Stonyhurst management has said the current arrangements for the TPS are “unsustainable” – costing them £320,000 a year – and has proposed that its teaching staff contribute part of their salaries to fund the employer’s contributions.
The action at Stonyhurst follows a number of teacher strikes over pensions and conditions across the country since the government increased employer’s contributions to the TPS scheme in 2019.
At its annual conference earlier this month, the NEU voted to conduct a national campaign to ensure all teachers had access to the TPS.
A freedom of information request submitted to the DfE by Wesleyan Financial Services confirmed that 98 independent schools in England withdrew from TPS since employer contributions rose by 40 per cent in September 2019. A total of 64 of those notified the DfE since the coronavirus outbreak in March.

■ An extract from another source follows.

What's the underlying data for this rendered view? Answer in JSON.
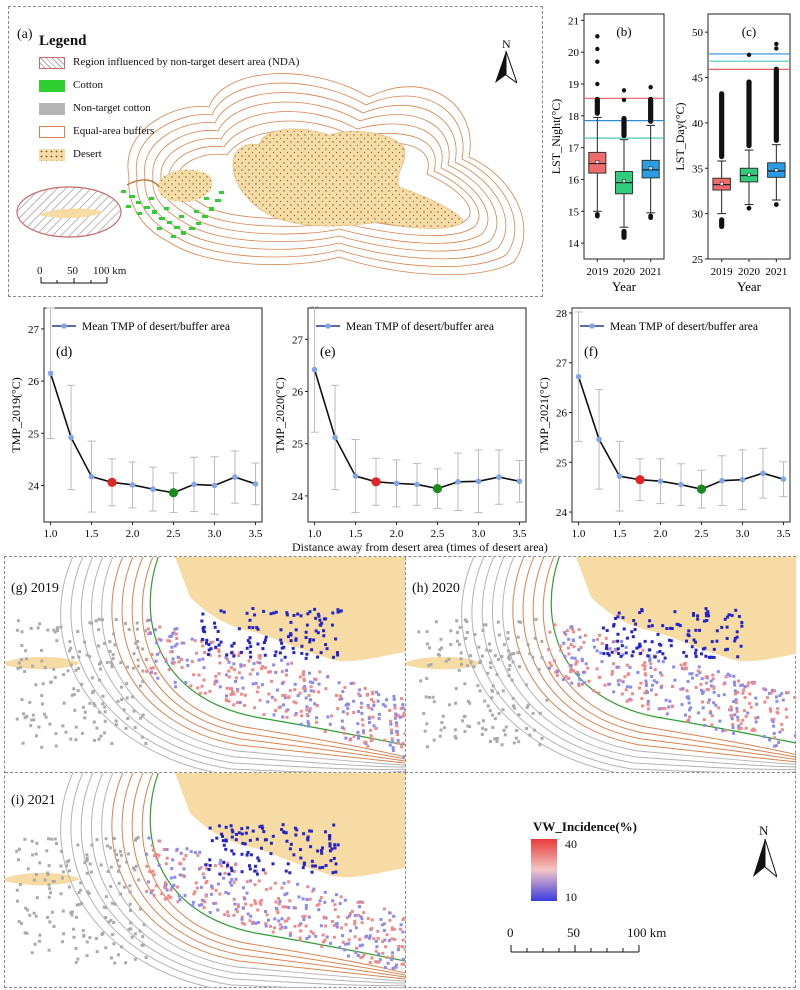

Ian Watkinson, Lancashire’s National Executive representative for the National Education Union, said that the decision to strike at Stonyhurst was “momentous” and “testament to the severity of the issue”.
John Browne, head teacher of Stonyhurst, and Ian Murphy, head teacher of Stonyhurst Saint Mary’s Hall, said: “We are disappointed that a number of Stonyhurst College and Stonyhurst Saint Mary’s Hall teachers are taking strike action following a ballot by the National Education Union.
“The additional costs of the TPS are unsustainable for Stonyhurst without a further increase in school fees or further cost restructuring, both of which would significantly impact our offer to pupils and their families.”
They added that they were “grateful” to all staff and their efforts “through the past challenging year.”